Support came in the form of up-and-coming acoustic singer Kelvin Jones, fresh from busking the UK streets with his debut album, Stop The Moment. His set up was reminiscent of Ed Sheeran and the like, headlining the Symphony Hall stage with just his guitar and a loop pedal. Despite a slightly awkward stage presence – the hall is a daunting place to set foot in, let alone perform in at such a young age – his witty banter and anecdotes of previous shows about drinking too much water and leaving his flies undone made his performance much more endearing. His self-deprecating nature in turn helped us as the audience to appreciate his music, telling the story of how the girl who is subject of popular song ‘Call You Home’ was in the crowd of his show two weeks previously: “and I said [the song was about] ‘a special someone’.. just as she turned to grab a beer.” Being the support, his set was obviously short, however this allowed him to display several (of the best) facets of himself as an artist, with a mash-up cover of The Weeknd’s ‘Can’t Feel My Face’ and ‘Shine’ by Years and Years going down a storm, despite the slightly older audience. Ending his time with us in Birmingham with electric guitar in hand and a cheeky grin on his face, we were ready for more.

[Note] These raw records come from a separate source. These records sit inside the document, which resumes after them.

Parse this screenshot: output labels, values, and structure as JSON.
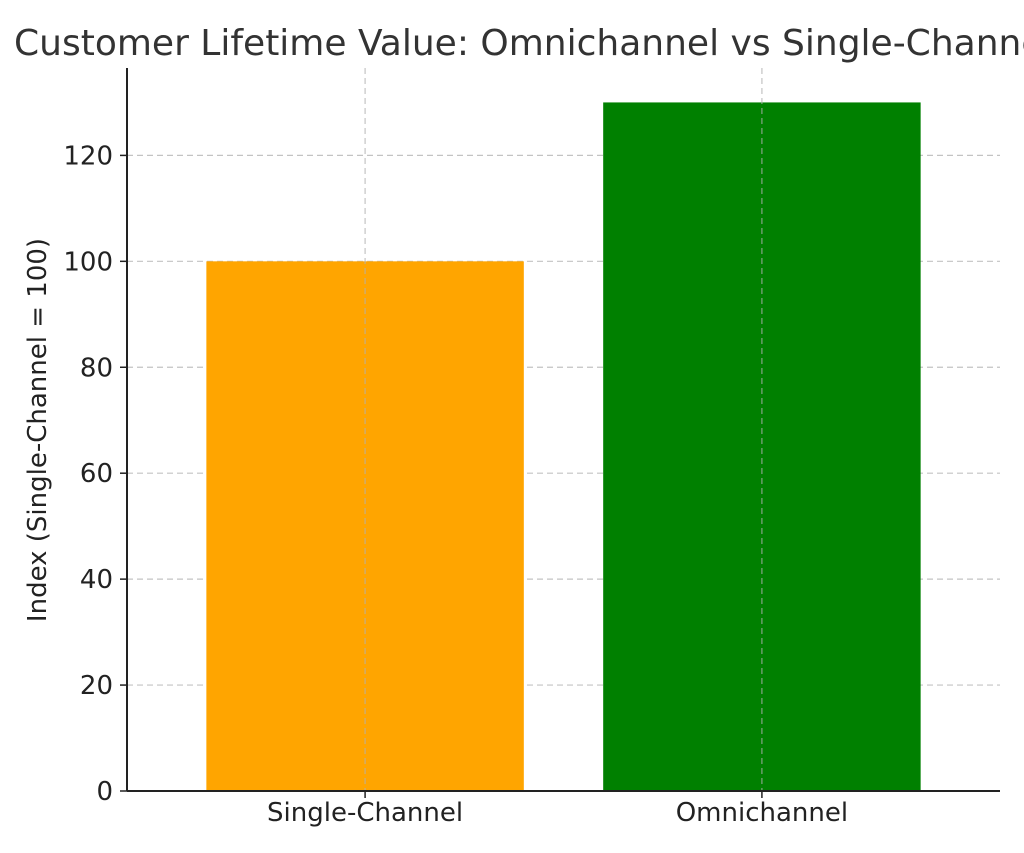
{
  "chart_data": {
    "type": "bar",
    "title": "Customer Lifetime Value: Omnichannel vs Single-Channel",
    "xlabel": "",
    "ylabel": "Index (Single-Channel = 100)",
    "categories": [
      "Single-Channel",
      "Omnichannel"
    ],
    "values": [
      100,
      130
    ],
    "colors": [
      "#FFA500",
      "#008000"
    ],
    "ylim": [
      0,
      136.5
    ],
    "yticks": [
      0,
      20,
      40,
      60,
      80,
      100,
      120
    ],
    "grid": true
  }
}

Jumping on stage, James Morrison and his band launched into debut album opener ‘Under The Influence’, with a relentless energy being evident from the start. The setlist was abound with gems from all four of Morrison’s albums, commanding the stage like a pro. The change in venue was not lost on him, exclaiming between tracks that it was “very posh in here”. This did not alter his performance style in any way, complete with gyrating hips and brazen smile throughout each and every inclusion. He alluded to his dance moves in particular, admitting that it took him a while “to feel comfortable on stage” but only displayed further his confidence as an established artist. The wonderful thing about an artist like Morrison is his character: he is a man full of charm, prefacing many of his songs with stories and anecdotes that were hard not to laugh at and relate to, no matter what your age. He explained how ‘Something Right’ was his way of “finding confidence as a person by having a kid” while he told us in detail how fan favourite ‘Wonderful World’ from 2006’s Undiscovered is about a deaf guy who hugged him on a bus, and decided to “[try] to write him a song… well, he’s not gonna hear it”. If there was one thing that had the crowd in a fit of giggles, it was his story of ‘Slave to the Music’, inspired by a “What would Michael Jackson do?” moment whilst stoned and drunk in an American hotel room. His Michael Jackson impression was interesting to say the least, but the song was an exhibition of the more soulful, funky side of James Morrison as an artist. However, as he said so himself, “it sounds fuck all like MJ”.
The night was filled with a sense of nostalgia and strong sentiment, Morrison evoking this through compelling performances of both ‘The Letter’ and a stripped back and emotionally stirring version of ‘If You Don’t Wanna Love Me’, which I highly doubt left a single dry eye in the entire hall. The place came alive during ‘Broken Strings’, a sea of voices lifting the room and accompanying Morrison to make up for the fact that Nelly Furtado wasn’t there to sing on the duet. However, Morrison has such a wonderful range that this becoming a solo song only further accentuated its raw emotional balladry. Other highlights included his latest single, ‘I Need You Tonight’ coupled with the fabulous ‘Call The Police’, the final two songs before launching into his encore. This obviously included his most-loved track, ‘You Give Me Something’ and latest album track ‘Higher Than Here’ – ending on this titular album track finished the night on a humble, gospel-infused note, making it feel less like a concert and more like a celebration with friends. It’s obvious that James Morrison has still got something, and I can’t wait for him to tour it again soon.